In long duration Cardio thoracic and vascular surgeries, Perfusionist and Surgeons induce either TCA or DHCA to prevent ischemic damage and to maintain myocardial protection, among them Which is better and what is the major difference between them?
El paro circulatorio total (TCA) se lleva a cabo en la reparación del arco aórtico y en las cirugías de la Aorta Ascendente. El TCA puede ser un paro circulatorio con hipotermia sistémica profunda (PCHSP), sin embargo, debido al daño neurológico permanente que está técnica produce si se extiende más de 45 minutos y a la mortalidad que ocasiona si se prolongaba por más de 65 minutos. El límite de tiempo “seguro” para la PCHSP es de 30 minutos. En la actualidad, se realiza un paro circulatorio con hipotermia sistémica moderada, en aquellas intervenciones de resección completa de la aorta ascendente, o del arco aórtico, pero que no requieran periodos de paro circulatorios prolongados, ya múltiples estudios abalan que el tejido cerebral está bien perfundido en hipotermia moderada, lo que que acorta el recalentamiento progresivo del paciente y por ende los tiempos de Circulación Extracorpórea, así como la morbi-mortalidad de los pacientes expuestos a estas cirugías.
In my humbled opinion deep hypothermic circulatory arrest (DHCA), total circulatory arrest (TCA), profound hypothermic circulatory arrest (PHCA), all are different names for the same procedure and techniques used for bloodless field in ( cardiac surgery) e.g great vessels, intracardiac and congenital and in other procedures and in sever trauma, some complicated cancer surgery and in resent research work, One of the anticipated medical uses of long circulatory arrest times, or so-called clinical suspended animation, is treatment of traumatic injury. In 1984 CPR pioneer Peter Safar and U.S. Army surgeon Ronald Bellamy proposed suspended animation by hypothermic circulatory arrest/ DHCA as a way of saving people who had exsanguinated from traumatic injuries to the trunk of the body. Exsanguination is blood loss severe enough to cause death. Until the 1980s, it had been thought impossible to resuscitate people whose heart stopped because of blood loss, resulting in these people being declared dead when cardiac resuscitation failed. Traditional treatments such as CPR and fluid replacement or blood transfusion are not effective when cardiac arrest has already occurred and bleeding remains uncontrolled. Safar and Bellamy proposed flushing cold solution through blood vessels of patients with deadly bleeding, and leaving them in a state of cold circulatory arrest with the heart stopped until the cause of bleeding could be surgically repaired to allow later resuscitation. In preclinical studies at the University of Pittsburgh during the 1990s, the process was called deep hypothermia for preservation and resuscitation, and then suspended animation for delayed resuscitation.

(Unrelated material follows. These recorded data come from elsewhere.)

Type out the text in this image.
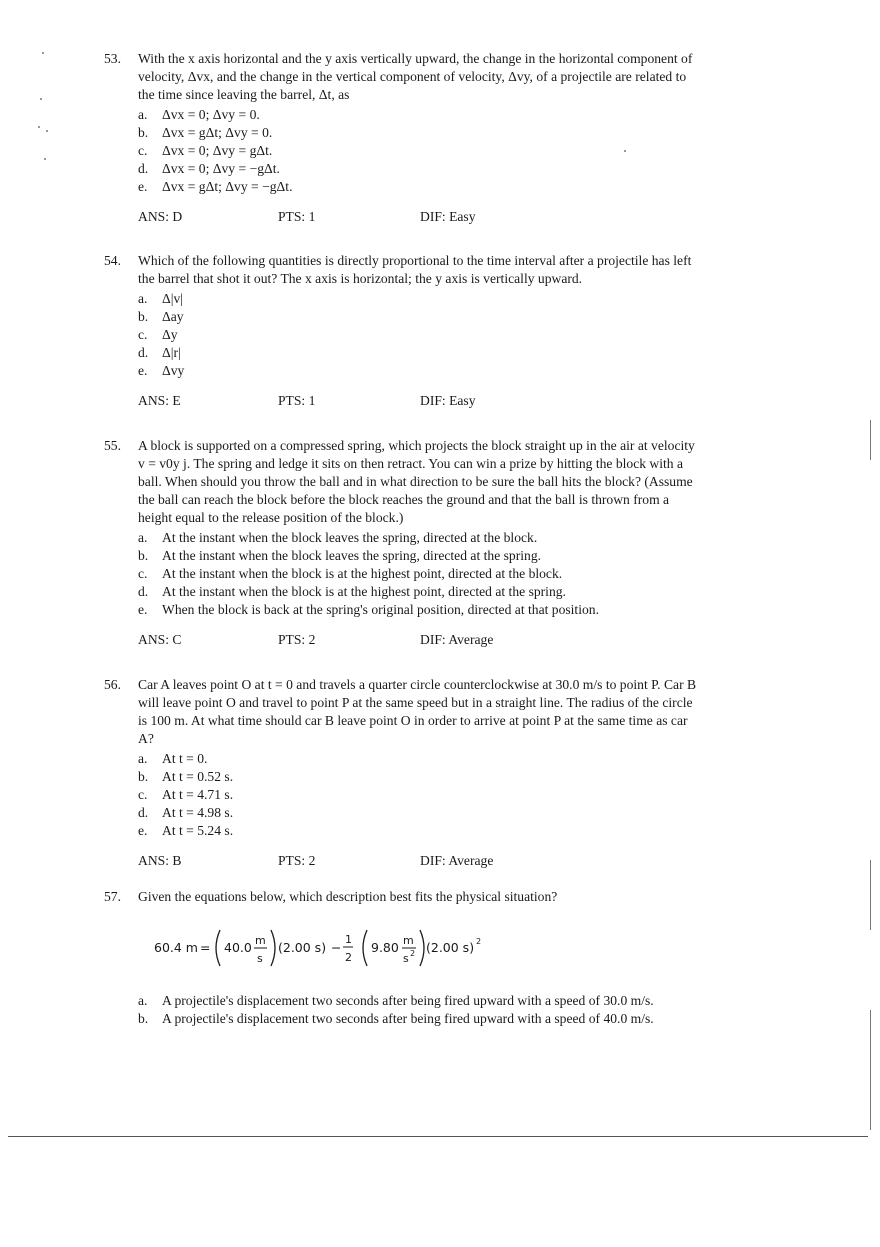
53.	With the x axis horizontal and the y axis vertically upward, the change in the horizontal component of
velocity, Δvx, and the change in the vertical component of velocity, Δvy, of a projectile are related to
the time since leaving the barrel, Δt, as
a. Δvx = 0; Δvy = 0.
b. Δvx = gΔt; Δvy = 0.
c. Δvx = 0; Δvy = gΔt.
d. Δvx = 0; Δvy = −gΔt.
e. Δvx = gΔt; Δvy = −gΔt.
ANS: D	PTS: 1	DIF: Easy
54.	Which of the following quantities is directly proportional to the time interval after a projectile has left
the barrel that shot it out? The x axis is horizontal; the y axis is vertically upward.
a. Δ|v|
b. Δay
c. Δy
d. Δ|r|
e. Δvy
ANS: E	PTS: 1	DIF: Easy
55.	A block is supported on a compressed spring, which projects the block straight up in the air at velocity
v = v0y j. The spring and ledge it sits on then retract. You can win a prize by hitting the block with a
ball. When should you throw the ball and in what direction to be sure the ball hits the block? (Assume
the ball can reach the block before the block reaches the ground and that the ball is thrown from a
height equal to the release position of the block.)
a. At the instant when the block leaves the spring, directed at the block.
b. At the instant when the block leaves the spring, directed at the spring.
c. At the instant when the block is at the highest point, directed at the block.
d. At the instant when the block is at the highest point, directed at the spring.
e. When the block is back at the spring's original position, directed at that position.
ANS: C	PTS: 2	DIF: Average
56.	Car A leaves point O at t = 0 and travels a quarter circle counterclockwise at 30.0 m/s to point P. Car B
will leave point O and travel to point P at the same speed but in a straight line. The radius of the circle
is 100 m. At what time should car B leave point O in order to arrive at point P at the same time as car
A?
a. At t = 0.
b. At t = 0.52 s.
c. At t = 4.71 s.
d. At t = 4.98 s.
e. At t = 5.24 s.
ANS: B	PTS: 2	DIF: Average
57.	Given the equations below, which description best fits the physical situation?
60.4 m = 40.0 m
s
(2.00 s) −
1
2
9.80 m
s 2 (2.00 s) 2
a. A projectile's displacement two seconds after being fired upward with a speed of 30.0 m/s.
b. A projectile's displacement two seconds after being fired upward with a speed of 40.0 m/s.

The process of cooling people with fatal bleeding for surgical repair and later resuscitation was finally called Emergency Preservation and Resuscitation for Cardiac Arrest from Trauma (EPR-CAT), or EPR.It is presently undergoing human clinical trials. In the trials, patients who experience clinical death for less than five minutes duration from blood loss are being cooled from normal body temperature of 37 °C to less than 10 °C by pumping a large quantity of ice-cold saline into the largest blood vessel of the body (aorta). By remaining in circulatory arrest at temperatures below 10 °C (50 °F), it is believed that surgeons have one to two hours to fix injuries before circulation must be restarted. Surgeons involved with this research have said that EPR changes the definition of death for victims of this type of trauma. So in short this is a technique evolved in early 1950s and the name is modified and changed finally associated with cerebral perfusion to reduce its complication and to gain extra timing without brain insult. as i mentioned above the different names e.g EPR-CAT is for the same technique of hypothermia using the same principles but different definition of the procedure.